The house was situated almost right on the edge of the cliff, not that far away from where Gemma and Alex had gone, back when they were seeing each other, to talk and make out. From the living room she could see almost the entire bay, including Bernie’s Island and a large part of Capri. The house was aimed toward the south, but if she stepped out on the cliff, she could almost see all the way up to the Achelous River, which was a few miles north of the bay.
“It does have a great view.” Thea sighed and stood next to Gemma, who’d wandered to the back of the house to take it all in. “I’ll miss it when we leave.”

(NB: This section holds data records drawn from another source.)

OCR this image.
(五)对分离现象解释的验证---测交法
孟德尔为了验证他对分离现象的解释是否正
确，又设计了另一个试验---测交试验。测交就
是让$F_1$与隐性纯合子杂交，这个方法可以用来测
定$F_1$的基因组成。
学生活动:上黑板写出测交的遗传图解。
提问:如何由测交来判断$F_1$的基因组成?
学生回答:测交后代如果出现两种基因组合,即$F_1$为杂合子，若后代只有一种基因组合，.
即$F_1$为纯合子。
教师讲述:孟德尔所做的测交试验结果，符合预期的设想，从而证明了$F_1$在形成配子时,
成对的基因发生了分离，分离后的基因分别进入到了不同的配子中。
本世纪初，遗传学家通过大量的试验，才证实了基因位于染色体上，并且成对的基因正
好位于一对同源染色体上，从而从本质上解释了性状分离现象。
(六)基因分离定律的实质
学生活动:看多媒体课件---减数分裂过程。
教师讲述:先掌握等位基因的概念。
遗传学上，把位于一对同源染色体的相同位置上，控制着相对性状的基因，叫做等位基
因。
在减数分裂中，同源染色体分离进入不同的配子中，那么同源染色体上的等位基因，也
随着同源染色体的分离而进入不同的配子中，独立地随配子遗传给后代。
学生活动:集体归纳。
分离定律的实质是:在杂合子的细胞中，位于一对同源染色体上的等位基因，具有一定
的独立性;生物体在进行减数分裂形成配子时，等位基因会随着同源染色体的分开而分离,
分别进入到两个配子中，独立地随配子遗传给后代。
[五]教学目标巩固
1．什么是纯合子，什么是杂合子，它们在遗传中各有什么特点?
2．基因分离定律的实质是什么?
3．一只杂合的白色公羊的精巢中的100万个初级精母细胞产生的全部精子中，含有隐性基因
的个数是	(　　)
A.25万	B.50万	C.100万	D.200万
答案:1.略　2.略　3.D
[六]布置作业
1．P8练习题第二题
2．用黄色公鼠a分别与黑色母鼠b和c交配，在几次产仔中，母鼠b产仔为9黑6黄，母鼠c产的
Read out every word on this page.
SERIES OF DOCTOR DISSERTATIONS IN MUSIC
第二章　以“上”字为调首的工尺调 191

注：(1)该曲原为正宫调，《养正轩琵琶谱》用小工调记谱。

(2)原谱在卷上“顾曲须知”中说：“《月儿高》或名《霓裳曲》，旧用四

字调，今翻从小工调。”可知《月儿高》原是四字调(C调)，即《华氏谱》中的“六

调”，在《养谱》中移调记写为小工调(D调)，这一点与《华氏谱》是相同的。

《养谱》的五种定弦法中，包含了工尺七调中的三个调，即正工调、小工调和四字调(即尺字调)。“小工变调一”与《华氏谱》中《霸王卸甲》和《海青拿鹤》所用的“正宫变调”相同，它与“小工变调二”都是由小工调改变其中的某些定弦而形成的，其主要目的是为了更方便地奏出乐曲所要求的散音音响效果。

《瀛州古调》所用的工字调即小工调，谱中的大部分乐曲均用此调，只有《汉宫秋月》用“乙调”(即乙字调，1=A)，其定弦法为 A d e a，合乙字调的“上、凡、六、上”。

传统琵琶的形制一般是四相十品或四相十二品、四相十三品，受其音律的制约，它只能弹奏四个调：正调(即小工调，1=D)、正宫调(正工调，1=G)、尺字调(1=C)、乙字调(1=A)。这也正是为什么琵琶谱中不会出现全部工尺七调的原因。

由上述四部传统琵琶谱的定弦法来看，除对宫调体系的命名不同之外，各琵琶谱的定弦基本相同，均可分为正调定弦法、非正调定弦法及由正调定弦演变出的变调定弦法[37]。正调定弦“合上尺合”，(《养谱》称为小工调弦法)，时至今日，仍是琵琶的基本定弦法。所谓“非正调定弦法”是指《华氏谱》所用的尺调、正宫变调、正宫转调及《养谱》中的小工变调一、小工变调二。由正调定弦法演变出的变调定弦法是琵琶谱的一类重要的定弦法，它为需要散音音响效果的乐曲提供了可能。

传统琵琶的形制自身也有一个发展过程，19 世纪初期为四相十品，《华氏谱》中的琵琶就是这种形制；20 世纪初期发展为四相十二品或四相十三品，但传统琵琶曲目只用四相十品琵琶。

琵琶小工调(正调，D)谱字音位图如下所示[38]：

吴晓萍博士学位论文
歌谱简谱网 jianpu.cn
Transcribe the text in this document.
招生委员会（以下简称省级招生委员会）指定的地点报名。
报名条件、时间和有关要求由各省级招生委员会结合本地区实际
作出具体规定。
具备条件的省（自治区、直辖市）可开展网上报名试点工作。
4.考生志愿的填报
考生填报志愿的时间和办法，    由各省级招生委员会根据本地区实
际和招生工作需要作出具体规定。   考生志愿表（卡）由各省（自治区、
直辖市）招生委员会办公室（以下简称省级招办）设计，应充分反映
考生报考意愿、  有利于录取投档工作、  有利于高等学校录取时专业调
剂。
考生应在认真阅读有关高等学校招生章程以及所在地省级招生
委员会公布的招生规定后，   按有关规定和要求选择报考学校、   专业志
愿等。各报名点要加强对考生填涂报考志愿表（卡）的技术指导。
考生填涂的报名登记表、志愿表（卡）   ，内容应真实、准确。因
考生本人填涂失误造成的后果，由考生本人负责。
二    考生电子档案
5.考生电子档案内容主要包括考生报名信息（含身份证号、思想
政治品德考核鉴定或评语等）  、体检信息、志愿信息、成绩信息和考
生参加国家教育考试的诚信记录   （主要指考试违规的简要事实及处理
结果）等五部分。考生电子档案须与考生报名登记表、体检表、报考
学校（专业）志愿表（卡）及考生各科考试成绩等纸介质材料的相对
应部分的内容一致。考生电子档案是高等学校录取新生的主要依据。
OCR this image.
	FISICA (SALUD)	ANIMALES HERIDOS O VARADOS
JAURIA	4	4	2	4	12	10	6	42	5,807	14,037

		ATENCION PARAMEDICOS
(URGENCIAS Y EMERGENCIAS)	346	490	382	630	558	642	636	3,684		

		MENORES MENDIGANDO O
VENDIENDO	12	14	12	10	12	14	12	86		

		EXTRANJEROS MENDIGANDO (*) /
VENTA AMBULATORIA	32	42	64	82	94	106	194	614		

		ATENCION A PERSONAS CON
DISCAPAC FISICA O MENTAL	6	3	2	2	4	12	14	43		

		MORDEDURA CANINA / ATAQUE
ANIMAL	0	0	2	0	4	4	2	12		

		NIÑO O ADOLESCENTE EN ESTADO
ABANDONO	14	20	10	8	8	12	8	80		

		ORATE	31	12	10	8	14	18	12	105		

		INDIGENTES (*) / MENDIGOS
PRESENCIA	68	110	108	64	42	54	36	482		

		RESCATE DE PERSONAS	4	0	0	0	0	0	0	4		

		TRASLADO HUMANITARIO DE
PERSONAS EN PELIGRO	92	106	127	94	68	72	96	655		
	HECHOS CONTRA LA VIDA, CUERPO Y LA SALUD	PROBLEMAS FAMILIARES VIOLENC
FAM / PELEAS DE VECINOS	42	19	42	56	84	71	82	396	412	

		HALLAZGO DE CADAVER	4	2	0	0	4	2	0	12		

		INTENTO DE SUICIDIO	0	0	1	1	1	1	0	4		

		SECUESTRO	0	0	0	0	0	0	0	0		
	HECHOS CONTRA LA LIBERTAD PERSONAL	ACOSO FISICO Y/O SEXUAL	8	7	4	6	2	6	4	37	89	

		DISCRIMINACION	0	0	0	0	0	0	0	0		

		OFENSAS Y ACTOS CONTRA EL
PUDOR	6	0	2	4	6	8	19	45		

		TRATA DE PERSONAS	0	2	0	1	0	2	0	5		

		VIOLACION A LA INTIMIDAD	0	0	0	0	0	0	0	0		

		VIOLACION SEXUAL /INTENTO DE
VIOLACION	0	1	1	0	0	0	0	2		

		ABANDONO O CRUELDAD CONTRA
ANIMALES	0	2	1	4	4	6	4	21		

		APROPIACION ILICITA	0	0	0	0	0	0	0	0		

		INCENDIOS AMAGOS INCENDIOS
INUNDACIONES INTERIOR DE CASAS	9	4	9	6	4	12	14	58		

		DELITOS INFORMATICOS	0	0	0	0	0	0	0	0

“Really?” Gemma asked and looked over at her. Thea appeared strangely wistful for a moment, but she tried to hide it.
“Maybe ‘miss’ is too strong a word,” Thea said as she walked away from her. “I’m going upstairs to change into my swimsuit.”
“But you’ll miss this?” Gemma turned to watch Thea climb up the stairs to the loft above, where the bedrooms were. “A drab place like Capri?”
“I thought you liked it here,” Thea said, her voice bouncing off the pitched ceilings. She’d disappeared out of Gemma’s sight, presumably getting her suit on. “You’re always wanting to stay here.”